Picture of David Ahern

David Ahern

David is the editor of The Majellan

A morning radio presenter recently lamented the lack of good news. She sombrely described the current spate of news stories as a precursor to the “end times.”

Sure, she was exaggerating but her words were clear. The ongoing Ukrainian war, mounting tension between China and America, rising grocery and utility prices, increasing home loan interest rates, climate change catastrophes, Covid … even space junk falling to earth in outback NSW.

“Where are the good news stories?” she asked, gloomily.

We are living through some bad times. It is almost worth not turning on the radio of a morning or watching the TV news at night. Everywhere we turn there is another negative yarn. No wonder depression and anxiety are on the rise amongst the general population.

There’s enough terrible news around to fuel mental health issues and keep clinical psychologists in business for decades.

But if we think about the world logically, has there ever really been a settled time? People have endured plagues, pestilence and wars for centuries. Populations have suffered all sorts of trials and tribulations. You only have to wander through old cemeteries and read the headstones to see the high number of children and young adults who died of incurable diseases like tuberculosis.

Before the advent of penicillin and the discovery of other amazing drugs, sadly, life was fleeting for many.

‘And not only this, but we also exult in our tribulations, knowing that tribulation brings about perseverance; and perseverance, proven character; and proven character, hope (Romans 5:3-4)’

History, however, is full of amazing stories of survival, perseverance and extraordinary hardship. The irrepressible human spirit has a way of coping through adversity and coming out the other end stronger and more resilient.
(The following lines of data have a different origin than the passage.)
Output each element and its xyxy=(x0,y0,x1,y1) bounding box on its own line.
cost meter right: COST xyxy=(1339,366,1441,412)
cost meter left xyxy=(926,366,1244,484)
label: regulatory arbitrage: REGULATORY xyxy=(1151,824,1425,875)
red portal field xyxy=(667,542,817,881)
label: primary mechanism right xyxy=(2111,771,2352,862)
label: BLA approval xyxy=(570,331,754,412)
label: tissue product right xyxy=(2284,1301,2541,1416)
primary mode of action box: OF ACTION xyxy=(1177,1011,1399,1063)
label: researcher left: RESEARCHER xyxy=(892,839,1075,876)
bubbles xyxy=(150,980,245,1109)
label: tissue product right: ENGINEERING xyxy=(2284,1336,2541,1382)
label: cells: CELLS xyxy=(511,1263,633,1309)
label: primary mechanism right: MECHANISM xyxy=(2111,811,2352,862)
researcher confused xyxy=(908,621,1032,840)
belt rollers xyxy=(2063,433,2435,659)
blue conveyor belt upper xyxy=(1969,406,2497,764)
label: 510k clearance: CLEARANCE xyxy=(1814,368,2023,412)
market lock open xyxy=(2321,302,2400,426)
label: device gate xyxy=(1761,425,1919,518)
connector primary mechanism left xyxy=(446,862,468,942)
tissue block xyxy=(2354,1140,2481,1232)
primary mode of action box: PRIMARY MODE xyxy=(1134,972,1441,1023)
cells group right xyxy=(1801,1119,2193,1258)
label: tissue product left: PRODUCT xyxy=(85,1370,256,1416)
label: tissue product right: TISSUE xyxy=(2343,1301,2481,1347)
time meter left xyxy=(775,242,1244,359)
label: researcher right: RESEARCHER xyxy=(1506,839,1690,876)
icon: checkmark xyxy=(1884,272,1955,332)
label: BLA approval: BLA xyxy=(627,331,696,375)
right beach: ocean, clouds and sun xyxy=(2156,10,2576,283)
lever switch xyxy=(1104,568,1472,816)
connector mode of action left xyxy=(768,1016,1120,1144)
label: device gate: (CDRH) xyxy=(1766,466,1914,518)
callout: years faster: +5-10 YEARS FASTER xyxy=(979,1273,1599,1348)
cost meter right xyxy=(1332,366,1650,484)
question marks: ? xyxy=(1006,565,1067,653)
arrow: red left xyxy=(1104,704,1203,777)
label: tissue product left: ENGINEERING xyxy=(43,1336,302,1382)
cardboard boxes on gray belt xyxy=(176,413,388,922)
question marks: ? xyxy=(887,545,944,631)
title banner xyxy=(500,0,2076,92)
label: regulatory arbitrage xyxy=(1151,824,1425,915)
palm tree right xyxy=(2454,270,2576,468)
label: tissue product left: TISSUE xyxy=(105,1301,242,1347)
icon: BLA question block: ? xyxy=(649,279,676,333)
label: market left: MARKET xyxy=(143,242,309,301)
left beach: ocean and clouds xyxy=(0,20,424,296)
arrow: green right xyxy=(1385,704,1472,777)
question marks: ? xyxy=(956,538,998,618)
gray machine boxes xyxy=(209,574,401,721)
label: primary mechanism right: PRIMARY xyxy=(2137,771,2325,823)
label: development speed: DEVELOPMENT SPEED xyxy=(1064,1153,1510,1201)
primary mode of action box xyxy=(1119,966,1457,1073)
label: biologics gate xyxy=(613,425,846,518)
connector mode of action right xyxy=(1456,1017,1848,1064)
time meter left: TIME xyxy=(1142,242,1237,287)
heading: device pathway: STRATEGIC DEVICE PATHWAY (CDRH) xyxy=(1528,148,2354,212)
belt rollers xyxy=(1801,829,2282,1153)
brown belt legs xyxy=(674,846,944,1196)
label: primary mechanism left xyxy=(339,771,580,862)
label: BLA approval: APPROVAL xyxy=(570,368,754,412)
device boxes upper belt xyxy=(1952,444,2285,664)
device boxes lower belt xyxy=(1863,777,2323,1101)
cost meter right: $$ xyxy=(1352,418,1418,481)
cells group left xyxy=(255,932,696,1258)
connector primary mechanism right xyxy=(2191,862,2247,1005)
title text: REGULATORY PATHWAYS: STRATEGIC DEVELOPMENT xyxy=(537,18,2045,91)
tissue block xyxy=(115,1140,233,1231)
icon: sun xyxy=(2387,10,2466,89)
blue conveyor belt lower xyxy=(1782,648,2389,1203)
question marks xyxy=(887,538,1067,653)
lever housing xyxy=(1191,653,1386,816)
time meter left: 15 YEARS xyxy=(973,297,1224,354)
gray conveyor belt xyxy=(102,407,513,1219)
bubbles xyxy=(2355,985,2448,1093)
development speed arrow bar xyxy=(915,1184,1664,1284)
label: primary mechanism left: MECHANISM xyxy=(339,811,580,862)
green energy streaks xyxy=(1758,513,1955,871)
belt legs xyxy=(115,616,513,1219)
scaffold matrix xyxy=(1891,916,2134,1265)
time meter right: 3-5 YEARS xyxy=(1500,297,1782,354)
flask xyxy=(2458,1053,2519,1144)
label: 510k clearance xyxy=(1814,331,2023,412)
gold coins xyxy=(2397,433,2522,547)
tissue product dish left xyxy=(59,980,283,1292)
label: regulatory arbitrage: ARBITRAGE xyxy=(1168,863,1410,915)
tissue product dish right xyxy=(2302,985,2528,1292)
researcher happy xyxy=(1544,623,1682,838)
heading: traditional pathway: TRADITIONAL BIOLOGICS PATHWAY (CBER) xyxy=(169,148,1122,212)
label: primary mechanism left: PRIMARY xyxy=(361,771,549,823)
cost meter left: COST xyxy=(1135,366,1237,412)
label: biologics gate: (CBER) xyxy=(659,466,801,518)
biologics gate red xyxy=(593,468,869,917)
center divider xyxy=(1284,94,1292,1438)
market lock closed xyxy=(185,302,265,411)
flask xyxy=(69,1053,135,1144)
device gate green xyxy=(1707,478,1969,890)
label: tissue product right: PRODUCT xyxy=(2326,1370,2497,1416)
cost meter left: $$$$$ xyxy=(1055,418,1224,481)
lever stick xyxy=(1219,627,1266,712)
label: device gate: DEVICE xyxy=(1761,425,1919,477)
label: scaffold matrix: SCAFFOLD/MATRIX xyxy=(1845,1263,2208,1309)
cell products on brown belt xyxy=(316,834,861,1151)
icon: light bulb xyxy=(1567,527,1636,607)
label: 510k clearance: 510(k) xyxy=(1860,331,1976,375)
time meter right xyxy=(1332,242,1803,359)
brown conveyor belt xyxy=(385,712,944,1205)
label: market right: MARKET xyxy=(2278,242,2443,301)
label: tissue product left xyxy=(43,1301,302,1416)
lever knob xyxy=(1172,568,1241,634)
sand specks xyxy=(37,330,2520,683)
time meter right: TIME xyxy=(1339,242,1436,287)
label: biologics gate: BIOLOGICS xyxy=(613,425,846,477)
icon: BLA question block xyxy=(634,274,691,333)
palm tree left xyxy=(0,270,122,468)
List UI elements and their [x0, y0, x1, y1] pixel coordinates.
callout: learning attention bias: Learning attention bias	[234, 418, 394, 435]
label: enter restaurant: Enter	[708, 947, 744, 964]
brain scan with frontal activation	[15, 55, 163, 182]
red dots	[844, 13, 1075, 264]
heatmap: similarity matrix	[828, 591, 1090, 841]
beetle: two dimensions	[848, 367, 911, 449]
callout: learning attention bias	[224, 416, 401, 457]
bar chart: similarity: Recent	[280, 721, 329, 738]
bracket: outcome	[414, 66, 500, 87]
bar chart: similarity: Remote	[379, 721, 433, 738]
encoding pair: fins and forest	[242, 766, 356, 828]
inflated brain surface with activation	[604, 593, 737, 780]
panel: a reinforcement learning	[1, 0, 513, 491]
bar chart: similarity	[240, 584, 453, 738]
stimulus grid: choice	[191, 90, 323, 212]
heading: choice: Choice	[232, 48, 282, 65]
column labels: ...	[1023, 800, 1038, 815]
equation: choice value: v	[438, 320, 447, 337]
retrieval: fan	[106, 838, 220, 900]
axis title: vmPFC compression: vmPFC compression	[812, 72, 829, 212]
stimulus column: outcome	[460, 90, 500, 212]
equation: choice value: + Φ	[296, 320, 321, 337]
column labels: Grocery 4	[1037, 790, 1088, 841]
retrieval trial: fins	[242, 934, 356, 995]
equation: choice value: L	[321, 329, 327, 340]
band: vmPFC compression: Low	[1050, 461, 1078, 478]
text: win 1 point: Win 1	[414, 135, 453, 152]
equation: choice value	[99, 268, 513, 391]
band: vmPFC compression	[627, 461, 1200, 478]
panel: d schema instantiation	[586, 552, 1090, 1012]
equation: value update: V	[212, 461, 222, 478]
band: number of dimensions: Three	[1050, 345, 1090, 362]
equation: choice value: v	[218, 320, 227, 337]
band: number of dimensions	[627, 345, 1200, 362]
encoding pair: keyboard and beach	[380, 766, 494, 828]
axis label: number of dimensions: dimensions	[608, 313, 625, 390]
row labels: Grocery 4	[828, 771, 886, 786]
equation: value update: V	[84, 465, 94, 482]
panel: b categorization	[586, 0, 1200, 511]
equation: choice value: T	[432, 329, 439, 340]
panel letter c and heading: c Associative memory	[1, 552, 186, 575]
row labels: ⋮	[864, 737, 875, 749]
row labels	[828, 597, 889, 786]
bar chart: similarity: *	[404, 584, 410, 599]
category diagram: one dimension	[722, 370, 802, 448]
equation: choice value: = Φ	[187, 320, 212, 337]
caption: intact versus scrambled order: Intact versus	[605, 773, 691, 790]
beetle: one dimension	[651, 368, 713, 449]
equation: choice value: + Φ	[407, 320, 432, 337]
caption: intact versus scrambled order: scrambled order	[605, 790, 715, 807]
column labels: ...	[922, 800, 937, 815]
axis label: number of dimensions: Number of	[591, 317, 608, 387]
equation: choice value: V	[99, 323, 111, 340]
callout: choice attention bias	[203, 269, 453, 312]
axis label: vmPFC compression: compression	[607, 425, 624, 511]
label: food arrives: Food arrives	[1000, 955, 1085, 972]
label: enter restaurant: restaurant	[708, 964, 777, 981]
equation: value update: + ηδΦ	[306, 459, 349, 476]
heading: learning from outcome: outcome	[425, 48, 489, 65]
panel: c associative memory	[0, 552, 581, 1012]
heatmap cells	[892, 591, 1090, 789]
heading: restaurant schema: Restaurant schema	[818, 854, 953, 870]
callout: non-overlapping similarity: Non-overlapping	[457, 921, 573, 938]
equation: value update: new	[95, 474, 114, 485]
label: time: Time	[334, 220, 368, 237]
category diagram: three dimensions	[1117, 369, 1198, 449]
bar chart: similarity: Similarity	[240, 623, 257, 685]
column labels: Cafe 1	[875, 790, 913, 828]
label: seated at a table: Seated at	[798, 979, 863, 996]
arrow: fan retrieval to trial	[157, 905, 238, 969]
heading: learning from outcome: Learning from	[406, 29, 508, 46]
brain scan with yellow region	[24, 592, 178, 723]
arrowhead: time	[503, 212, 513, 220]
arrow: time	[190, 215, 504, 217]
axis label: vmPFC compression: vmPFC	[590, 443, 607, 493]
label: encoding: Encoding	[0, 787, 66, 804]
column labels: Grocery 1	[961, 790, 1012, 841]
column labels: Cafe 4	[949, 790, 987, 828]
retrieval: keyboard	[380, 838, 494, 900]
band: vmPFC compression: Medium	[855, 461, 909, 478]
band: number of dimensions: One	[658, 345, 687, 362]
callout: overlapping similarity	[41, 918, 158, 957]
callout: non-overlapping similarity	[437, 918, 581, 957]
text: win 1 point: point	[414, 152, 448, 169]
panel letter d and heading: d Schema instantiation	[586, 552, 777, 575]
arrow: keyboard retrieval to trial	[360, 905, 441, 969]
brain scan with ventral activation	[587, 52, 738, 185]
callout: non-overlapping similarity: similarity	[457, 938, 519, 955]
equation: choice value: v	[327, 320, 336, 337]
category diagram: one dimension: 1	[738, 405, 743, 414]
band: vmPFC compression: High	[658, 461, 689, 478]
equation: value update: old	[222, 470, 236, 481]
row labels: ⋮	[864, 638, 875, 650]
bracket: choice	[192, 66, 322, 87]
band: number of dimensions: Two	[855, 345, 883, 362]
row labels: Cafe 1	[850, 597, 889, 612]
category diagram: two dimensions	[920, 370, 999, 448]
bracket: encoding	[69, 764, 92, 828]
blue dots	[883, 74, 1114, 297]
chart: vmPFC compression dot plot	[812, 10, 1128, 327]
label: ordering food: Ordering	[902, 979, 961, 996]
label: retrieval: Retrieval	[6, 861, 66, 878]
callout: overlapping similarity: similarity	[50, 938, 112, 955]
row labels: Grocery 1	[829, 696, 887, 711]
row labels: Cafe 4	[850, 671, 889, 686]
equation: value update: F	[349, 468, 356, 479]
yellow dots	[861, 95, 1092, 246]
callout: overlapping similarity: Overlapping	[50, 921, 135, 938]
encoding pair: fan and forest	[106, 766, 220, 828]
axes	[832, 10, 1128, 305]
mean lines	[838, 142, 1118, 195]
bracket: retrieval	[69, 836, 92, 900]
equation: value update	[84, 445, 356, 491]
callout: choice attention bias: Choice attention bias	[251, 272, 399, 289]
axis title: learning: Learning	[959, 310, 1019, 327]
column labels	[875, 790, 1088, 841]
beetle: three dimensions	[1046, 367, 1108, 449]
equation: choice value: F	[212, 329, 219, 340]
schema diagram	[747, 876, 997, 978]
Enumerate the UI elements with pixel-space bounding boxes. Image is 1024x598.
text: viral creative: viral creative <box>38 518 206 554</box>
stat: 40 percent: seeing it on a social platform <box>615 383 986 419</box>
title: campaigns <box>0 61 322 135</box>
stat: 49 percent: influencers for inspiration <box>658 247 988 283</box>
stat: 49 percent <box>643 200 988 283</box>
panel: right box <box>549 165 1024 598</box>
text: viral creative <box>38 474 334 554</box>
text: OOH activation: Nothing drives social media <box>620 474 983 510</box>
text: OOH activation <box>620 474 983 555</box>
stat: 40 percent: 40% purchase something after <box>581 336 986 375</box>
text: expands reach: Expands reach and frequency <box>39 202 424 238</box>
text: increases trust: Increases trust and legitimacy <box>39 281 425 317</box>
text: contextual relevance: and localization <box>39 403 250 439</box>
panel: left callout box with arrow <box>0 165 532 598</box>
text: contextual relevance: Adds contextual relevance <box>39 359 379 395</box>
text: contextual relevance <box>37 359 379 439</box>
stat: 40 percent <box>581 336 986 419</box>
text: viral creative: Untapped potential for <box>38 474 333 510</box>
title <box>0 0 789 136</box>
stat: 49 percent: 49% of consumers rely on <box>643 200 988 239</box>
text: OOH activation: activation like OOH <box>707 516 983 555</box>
If not, people like Sir Edmund Hillary and Tenzing Norgay would not have conquered Mount Everest and Saint Mary MacKillop would not have found the courage and strength to establish her schools and give hope to young people in desperate need of an education in 19th century Australia.


It is so easy to fall in a heap when everything seems so dark and dour. But as Jesus taught us, faith is crucial to the human and the Christian spirit. Jesus’ death and resurrection replaces the darkness with light.

And where there is light there is always hope.